Aujourd'hui, quelle est la situation ? Il n'existe aucune définition en fonction du nombre d'incidents ; chaque banque peut donc déterminer librement qui bénéficie du plafonnement et qui n'en bénéficie pas. Pour notre part, nous entendons fixer, de manière réglementaire, à cinq par mois le nombre d'incidents à partir duquel on pourra bénéficier du plafonnement de 25 euros par mois, soit 300 euros par an, qui avait été proposé par le Président de la République. Tout cela permettra aux clients en difficulté de bénéficier plus vite des effets du plafonnement des frais d'incidents bancaires, pour une durée désormais fixée à trois mois. Actuellement, il n'existe pas non plus de définition de la durée : on ignore si le plafonnement s'applique pendant une semaine, deux semaines, un mois, deux mois ou trois mois ; il règne la plus grande incertitude pour les clients. Nous voulons introduire de la clarté, de la certitude et de la protection là où il y a de l'incertitude et de la différence d'une banque à l'autre.

Troisième évolution que nous proposons : les personnes en situation de surendettement seront considérées comme fragiles pendant toute la durée de l'inscription au fichier des incidents de remboursement des crédits aux particuliers, ce qui constituera une protection complémentaire.

D'après nos évaluations, toutes ces évolutions conduiront à une augmentation d'au moins 15 % du nombre de nos concitoyens bénéficiant du plafonnement des frais d'incidents bancaires. Elles permettront d'harmoniser les règles appliquées par les banques à leurs clients, empêchant que l'on ne joue sur les différences d'une banque à une autre.

Très bien, me direz-vous, ces orientations sont fortes, elles clarifient et protègent davantage les clients, mais qu'est-ce qui nous garantit qu'elles seront respectées ? Et pourquoi ne passez-vous pas par la loi ? Nous ne passons pas par la loi parce que, je le répète, la voie que nous avons choisie, celle de l'engagement volontaire, a donné des résultats. En outre, nous vous proposons d'accroître la transparence en précisant à l'opinion publique, aux Français, quelles banques jouent le jeu et quelles banques ne le jouent pas. Dans un système aussi concurrentiel que le système bancaire français, je pense que ce sera tout aussi efficace qu'une disposition législative. Je connais les réticences des banques à ce sujet, mais je crois que c'est un moyen efficace de garantir l'effectivité des dispositions que nous vous proposons.
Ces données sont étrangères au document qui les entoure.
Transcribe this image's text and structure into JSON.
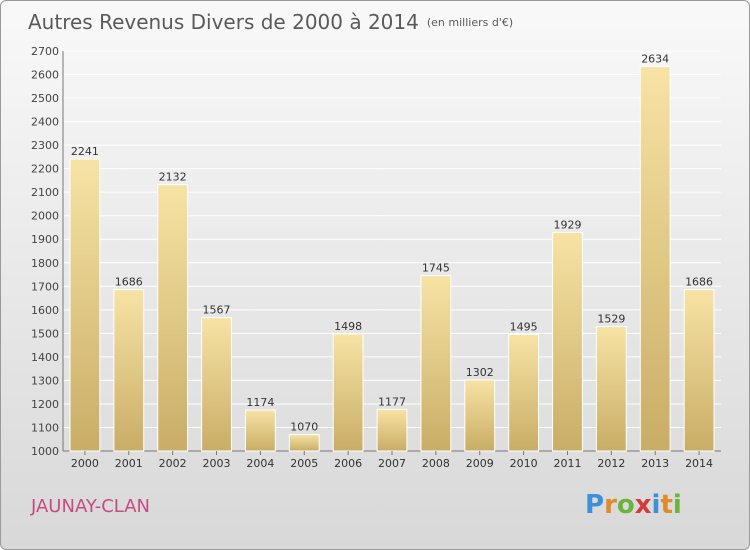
{
  "title": "Autres Revenus Divers de 2000 à 2014",
  "unit": "(en milliers d'€)",
  "location": "JAUNAY-CLAN",
  "brand": "Proxiti",
  "colors": {
    "bar_top": "#f7e3a5",
    "bar_bottom": "#c9ad66",
    "grid": "#ffffff",
    "title": "#5a5a5a",
    "location": "#c74b83"
  },
  "chart_data": {
    "type": "bar",
    "categories": [
      "2000",
      "2001",
      "2002",
      "2003",
      "2004",
      "2005",
      "2006",
      "2007",
      "2008",
      "2009",
      "2010",
      "2011",
      "2012",
      "2013",
      "2014"
    ],
    "values": [
      2241,
      1686,
      2132,
      1567,
      1174,
      1070,
      1498,
      1177,
      1745,
      1302,
      1495,
      1929,
      1529,
      2634,
      1686
    ],
    "ylim": [
      1000,
      2700
    ],
    "yticks": [
      1000,
      1100,
      1200,
      1300,
      1400,
      1500,
      1600,
      1700,
      1800,
      1900,
      2000,
      2100,
      2200,
      2300,
      2400,
      2500,
      2600,
      2700
    ],
    "grid": true,
    "data_labels": true
  }
}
Ainsi, nous proposons de consolider ces engagements en les inscrivant dans la charte d'inclusion bancaire et de prévention du surendettement, qui est homologuée par arrêté du ministre de l'économie et des finances. Nous proposons de mettre à jour ladite charte, qui n'a pas été actualisée depuis 2014. Nous fournirons de la sorte un document qui liera les banques et récapitulera l'ensemble des actions engagées en faveur de la maîtrise des frais d'incidents bancaires.
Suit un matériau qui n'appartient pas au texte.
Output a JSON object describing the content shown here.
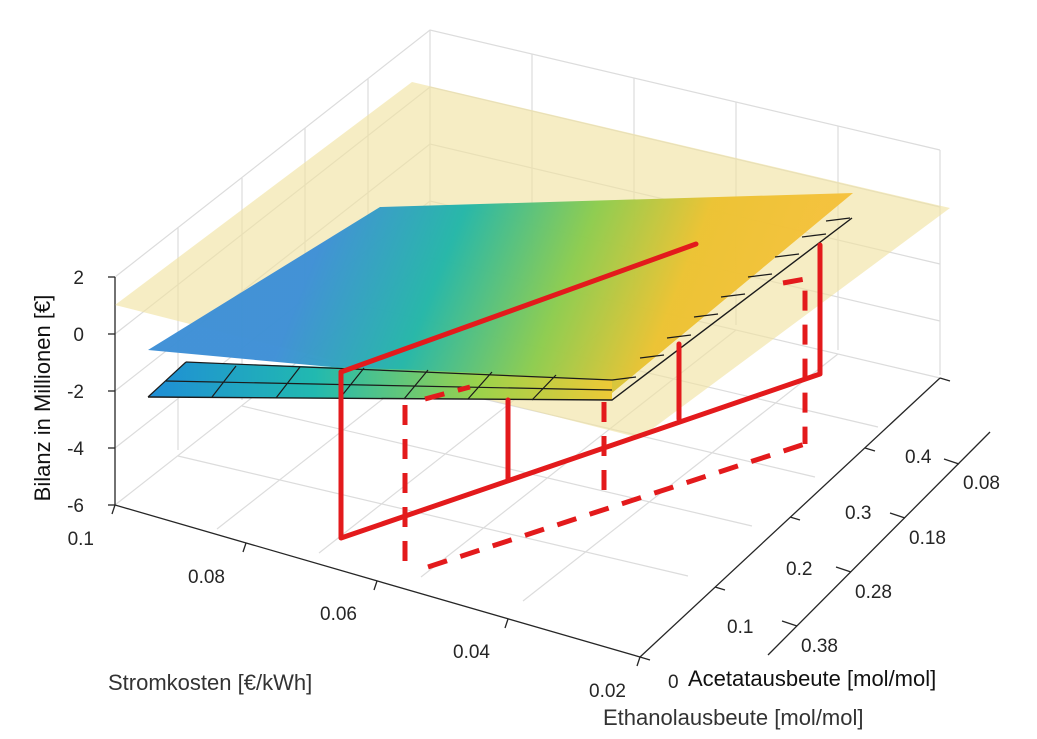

Dans le courant du mois de juillet, la Banque de France, qui est l'autorité de contrôle du système bancaire français, rendra compte des contrôles qui auront été effectués pour s'assurer du respect des engagements figurant dans cette charte écrite publiée par arrêté du ministre de l'économie et des finances. La Banque de France rendra publique dans son intégralité la liste des établissements qui ne respectent pas leurs engagements en matière de plafonnement des frais d'incidents bancaires. Autrement dit, nous allons instaurer un « name and shame » pour le plafonnement des frais d'incidents bancaires par les banques françaises.